The Guardian published an article by Wadah Khanfar headlined ‘Those who support democracy must welcome the rise of political Islam’. From Tunisia to Egypt, Islamists are gaining the popular vote. The author suggests that the region has suffered a lot as a result of attempts to exclude Islamists and deny them a role in the public sphere. Undoubtedly, Islamists' participation in governance will give rise to a number of challenges, both within the Islamic ranks and with regard to relations with other local and international forces. Islamists should be careful not to fall into the trap of feeling overconfident: they must accommodate other trends, even if it means making painful concessions. Our societies need political consensus, and the participation of all political groups, regardless of their electoral weight. It is this interplay between Islamists and others that will both guarantee the maturation of the Arab democratic transition and lead to an Arab political consensus and stability that has been missing for decades.

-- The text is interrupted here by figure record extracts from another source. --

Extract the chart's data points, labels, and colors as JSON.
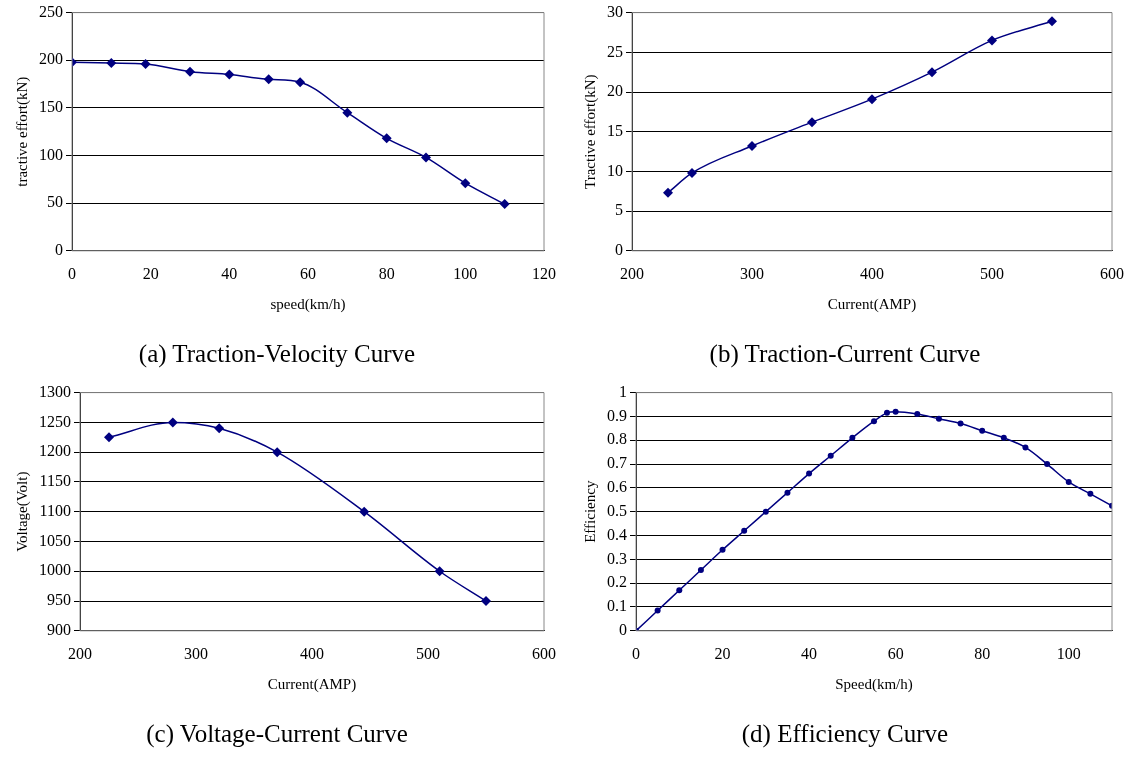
{
  "chart_data": [
    {
      "type": "line",
      "title": "(a) Traction-Velocity Curve",
      "xlabel": "speed(km/h)",
      "ylabel": "tractive effort(kN)",
      "x": [
        0,
        10,
        18.7,
        30,
        40,
        50,
        58,
        70,
        80,
        90,
        100,
        110
      ],
      "series": [
        {
          "color": "#000080",
          "values": [
            198,
            197,
            196,
            188,
            185,
            180,
            177,
            145,
            118,
            98,
            71,
            49
          ]
        }
      ],
      "xlim": [
        0,
        120
      ],
      "xticks": [
        0,
        20,
        40,
        60,
        80,
        100,
        120
      ],
      "ylim": [
        0,
        250
      ],
      "yticks": [
        0,
        50,
        100,
        150,
        200,
        250
      ],
      "grid": "y",
      "marker": "diamond",
      "legend": false
    },
    {
      "type": "line",
      "title": "(b) Traction-Current Curve",
      "xlabel": "Current(AMP)",
      "ylabel": "Tractive effort(kN)",
      "x": [
        230,
        250,
        300,
        350,
        400,
        450,
        500,
        550
      ],
      "series": [
        {
          "color": "#000080",
          "values": [
            7.3,
            9.8,
            13.2,
            16.2,
            19.1,
            22.5,
            26.5,
            28.9
          ]
        }
      ],
      "xlim": [
        200,
        600
      ],
      "xticks": [
        200,
        300,
        400,
        500,
        600
      ],
      "ylim": [
        0,
        30
      ],
      "yticks": [
        0,
        5,
        10,
        15,
        20,
        25,
        30
      ],
      "grid": "y",
      "marker": "diamond",
      "legend": false
    },
    {
      "type": "line",
      "title": "(c) Voltage-Current Curve",
      "xlabel": "Current(AMP)",
      "ylabel": "Voltage(Volt)",
      "x": [
        225,
        280,
        320,
        370,
        445,
        510,
        550
      ],
      "series": [
        {
          "color": "#000080",
          "values": [
            1225,
            1250,
            1240,
            1200,
            1100,
            1000,
            950
          ]
        }
      ],
      "xlim": [
        200,
        600
      ],
      "xticks": [
        200,
        300,
        400,
        500,
        600
      ],
      "ylim": [
        900,
        1300
      ],
      "yticks": [
        900,
        950,
        1000,
        1050,
        1100,
        1150,
        1200,
        1250,
        1300
      ],
      "grid": "y",
      "marker": "diamond",
      "legend": false
    },
    {
      "type": "line",
      "title": "(d) Efficiency Curve",
      "xlabel": "Speed(km/h)",
      "ylabel": "Efficiency",
      "x": [
        0,
        5,
        10,
        15,
        20,
        25,
        30,
        35,
        40,
        45,
        50,
        55,
        58,
        60,
        65,
        70,
        75,
        80,
        85,
        90,
        95,
        100,
        105,
        110
      ],
      "series": [
        {
          "color": "#000080",
          "values": [
            0,
            0.085,
            0.17,
            0.255,
            0.34,
            0.42,
            0.5,
            0.58,
            0.66,
            0.735,
            0.81,
            0.88,
            0.915,
            0.92,
            0.91,
            0.89,
            0.87,
            0.84,
            0.81,
            0.77,
            0.7,
            0.625,
            0.575,
            0.525
          ]
        }
      ],
      "xlim": [
        0,
        110
      ],
      "xticks": [
        0,
        20,
        40,
        60,
        80,
        100
      ],
      "ylim": [
        0,
        1
      ],
      "yticks": [
        0,
        0.1,
        0.2,
        0.3,
        0.4,
        0.5,
        0.6,
        0.7,
        0.8,
        0.9,
        1
      ],
      "grid": "y",
      "marker": "circle",
      "legend": false
    }
  ]
}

According to another Guardian expert, Rime Allaf, the notion of a modern political awakening in the Arab world was first whispered more than a decade ago in Syria, when an assortment of intellectuals, artists, writers and activists lit the spark of what would become known as the Damascus spring. Having risked carefully crossing the regime's red lines in the last years of Hafez al-Assad's reign, they continued to push the boundaries after his son Bashar inherited power in July 2000, willing themselves to believe that he would support a gradual transition to a more pluralistic political system. The author suggests that the sooner the Syrian people get their long-awaited democratic system, the more likely they can reach the right balance.
Meanwhile, Syria is facing stiff sanctions imposed by the Arab League after President Bashar al-Assad refused to allow observers into the country to monitor violence that claimed dozens more lives at the weekend. Arab foreign ministers meeting in Cairo on Sunday agreed a package of measures designed to force Assad to end his security crackdown, free prisoners and launch reforms to find an end to the eight-month uprising.
The Hurriyet Daily News reported that opposition leader Kemal Kılıçdaroğlu said Prime Minister Erdoğan’s recent apology on Dersim massacre may bring an internal conflict within Turkey. “The prime minister uses faith-based discrimination in his statements, which is very dangerous. These statements plant the seeds of hate in society. If Erdoğan maintains this attitude, Turkey may quickly come to the point of internal conflict,” Kılıçdaroğlu said in Brussels on Saturday. Prime Minister Erdoğan’s apology for killings in the military operation in 1938 against a rebellion in the eastern province of Dersim, now Tunceli, and accusations against the CHP enflamed a stormy debate between the government and the CHP. Erdoğan had insisted the CHP, which ruled Turkey under a single-party regime at that time, was responsible for killings and should also apologize.